09/28/2020

As Vehicles Become More Connected, New Methods to Hack Them Emerge

Source: Fleet Management Weekly

Scientists tell us that COVID-19 will be with us forever. Similarly, hacking — benign or malign — is likely to be with us forever. Despite herculean efforts by all the good guys to root out the flaws in parts and systems controlled by software, the results could be, like the virus, catastrophic. Warns Noam Kehati, director of intelligence at SIXGILL, a cybersecurity company, “ As cars get more intricate and interconnected, new methods to penetrate and damage them are emerging and are being explored and discussed in dark and deep web forums. ”Autonomous vehicles (and, as well no doubt, those with ADAS — advanced driver assistance systems) employ millions of code lines, in addition to an assortment of unified systems and instruments, all of which are exposed to potentially being exploited and compromised.

Moreover, vehicles are being connected to the internet at an increasingly rapid pace. Already, more than 20 percent of vehicles in service are connected to the internet. In addition, there are connections via dedicated communications links between other vehicles, the roadway, and the transportation system itself.

Earlier this year, FMW’s Executive Editor Mark Boada interviewed Dan Sahar, vice president of product at Upstream Security, a leading automotive cybersecurity firm. Sahar foresees the possibility of a frightening scenario where, through a single hack, every driver of a particular manufacturer’s vehicle model or of any targeted fleet vehicle could be unable to unlock it or start the engine. It would be a major catastrophe, he noted, especially for a sales or a delivery fleet.

“Think of a FedEx or UPS or Amazon on Christmas Eve, not being able to make deliveries. It would be extremely damaging to them as well as to the entire country. It’s not a wild dream. It’s totally within the realm of possibility if that fleet is connected.”

Indeed. In a Forbes article that FMW linked to in May, “Is Automotive CyberSecurity A National Defense Issue”? asked author, Rahal Razan. He wrote, “With modern over-the-air updates one can turn a fleet of cars into an army of adversarial robots. If you believe this cannot happen, the story ‘Hackers Remotely Kill a Jeep on the Highway—With Me in It,’ by Andy Greenberg may be eye-opening.”

Sahar noted that “Fleet managers are unaware of the danger and lack a sense of urgency because the industry hasn’t yet had its “Equifax moment,”  the theft of the personal data of 147.7 million consumers from the credit rating company’s computers. “Many fleets are aware of the danger, but they think it’s still theoretical.”

This all may have the ring of Dr. Fauci’s warning about the dangers of the virus, but unsettling accounts of the vulnerabilities of vehicles to hacking continue to appear with disturbing frequency.
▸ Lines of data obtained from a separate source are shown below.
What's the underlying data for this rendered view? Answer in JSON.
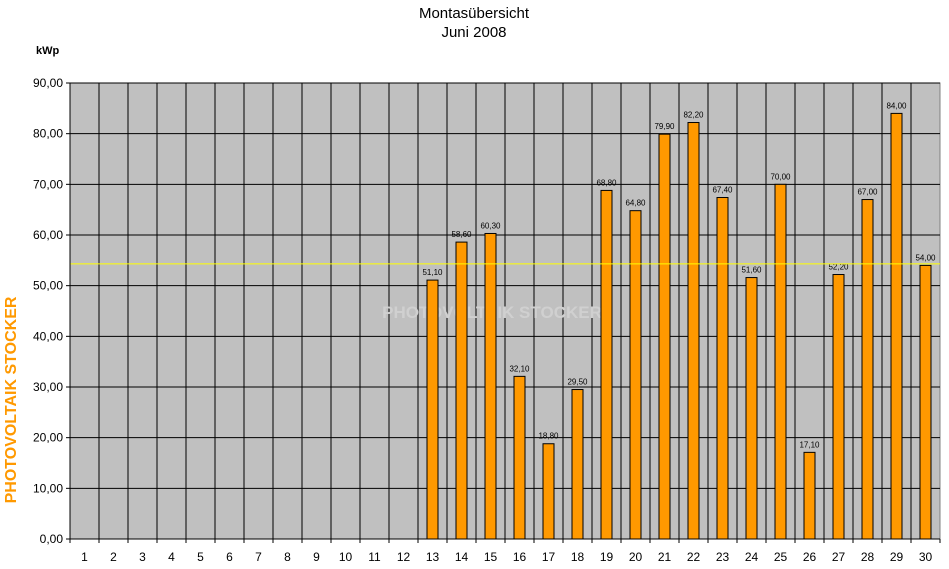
{
  "chart_data": {
    "type": "bar",
    "title": "Montasübersicht",
    "subtitle": "Juni 2008",
    "ylabel": "kWp",
    "xlabel": "",
    "ylim": [
      0,
      90
    ],
    "ytick_step": 10,
    "ytick_labels": [
      "0,00",
      "10,00",
      "20,00",
      "30,00",
      "40,00",
      "50,00",
      "60,00",
      "70,00",
      "80,00",
      "90,00"
    ],
    "categories": [
      "1",
      "2",
      "3",
      "4",
      "5",
      "6",
      "7",
      "8",
      "9",
      "10",
      "11",
      "12",
      "13",
      "14",
      "15",
      "16",
      "17",
      "18",
      "19",
      "20",
      "21",
      "22",
      "23",
      "24",
      "25",
      "26",
      "27",
      "28",
      "29",
      "30"
    ],
    "values": [
      null,
      null,
      null,
      null,
      null,
      null,
      null,
      null,
      null,
      null,
      null,
      null,
      51.1,
      58.6,
      60.3,
      32.1,
      18.8,
      29.5,
      68.8,
      64.8,
      79.9,
      82.2,
      67.4,
      51.6,
      70.0,
      17.1,
      52.2,
      67.0,
      84.0,
      54.0
    ],
    "value_labels": [
      "",
      "",
      "",
      "",
      "",
      "",
      "",
      "",
      "",
      "",
      "",
      "",
      "51,10",
      "58,60",
      "60,30",
      "32,10",
      "18,80",
      "29,50",
      "68,80",
      "64,80",
      "79,90",
      "82,20",
      "67,40",
      "51,60",
      "70,00",
      "17,10",
      "52,20",
      "67,00",
      "84,00",
      "54,00"
    ],
    "average_line": 54.3,
    "grid": true,
    "colors": {
      "bar": "#ff9900",
      "bar_edge": "#000000",
      "plot_background": "#c0c0c0",
      "gridline": "#000000",
      "average_line": "#ffff00"
    }
  },
  "branding": {
    "side_text": "PHOTOVOLTAIK STOCKER",
    "watermark": "PHOTOVOLTAIK STOCKER"
  }
}
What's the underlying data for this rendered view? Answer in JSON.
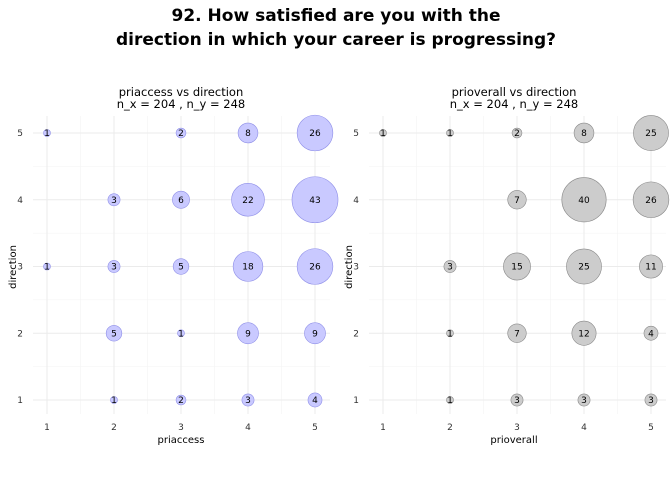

Most recently, TechCrunch reported that at this year’s (virtual) Black Hat Security Conference, “security researchers at the Sky-Go Team, the car hacking unit of security company Qihoo 360, found more than a dozen vulnerabilities in a Mercedes-Benz E-Class car that allowed them to remotely open its doors and start the engine.” Mercedes says that it fixed the vulnerabilities before the cars reached the market, but Qihoo360 says that as many as 2 million E-Class cars could have been affected.

A recent outstanding article in Physics World magazine reprised the history of automotive hacking and looked at the vulnerabilities of the autonomous cars that are edging closer to reality. Many of the features of so-called Level 5 (self-driving) are also available in Levels 3 or 4, but require the driver to be in charge, or take charge in critical instances.

Self-driving cars have been an auto industry dream since the 1920s when a remotely controlled car was piloted through New York City and other cities. They were controlled by radio signals from a non-driverless car following closely behind. GM’s Futurama exhibit at the 1939 World’s Fair, featured self-driving cars that were directed by a wire buried in the roadway.

These efforts continued over the years and ultimately used cameras and sensors. At the same time, in the 1970s, computer code began to be introduced to car systems. Vehicles began using electronic control units, or ECUs, according to the Physics World account, “to control increasingly complicated electronic systems. Since then, the number of ECUs has soared, with cars sold today including anywhere from 70 to 150 such devices. They monitor the crankshafts and camshafts; they deploy airbags; they receive and relay signals from flat tires and emptying gas tanks. Importantly – especially to hackers – they talk to each other via the Controlled Area Network, or CAN bus, which essentially functions like a nervous system for the car.”

That opened the door wider to hackers, and soon with nearly all vehicles connected to the internet, access may be virtually unlimited.

In the past ten years, Fleet Management Weekly has featured 66 articles on cybersecurity, and now, with the push for autonomous, or near-autonomous vehicles, we will keep an ever closer watch on this critical area.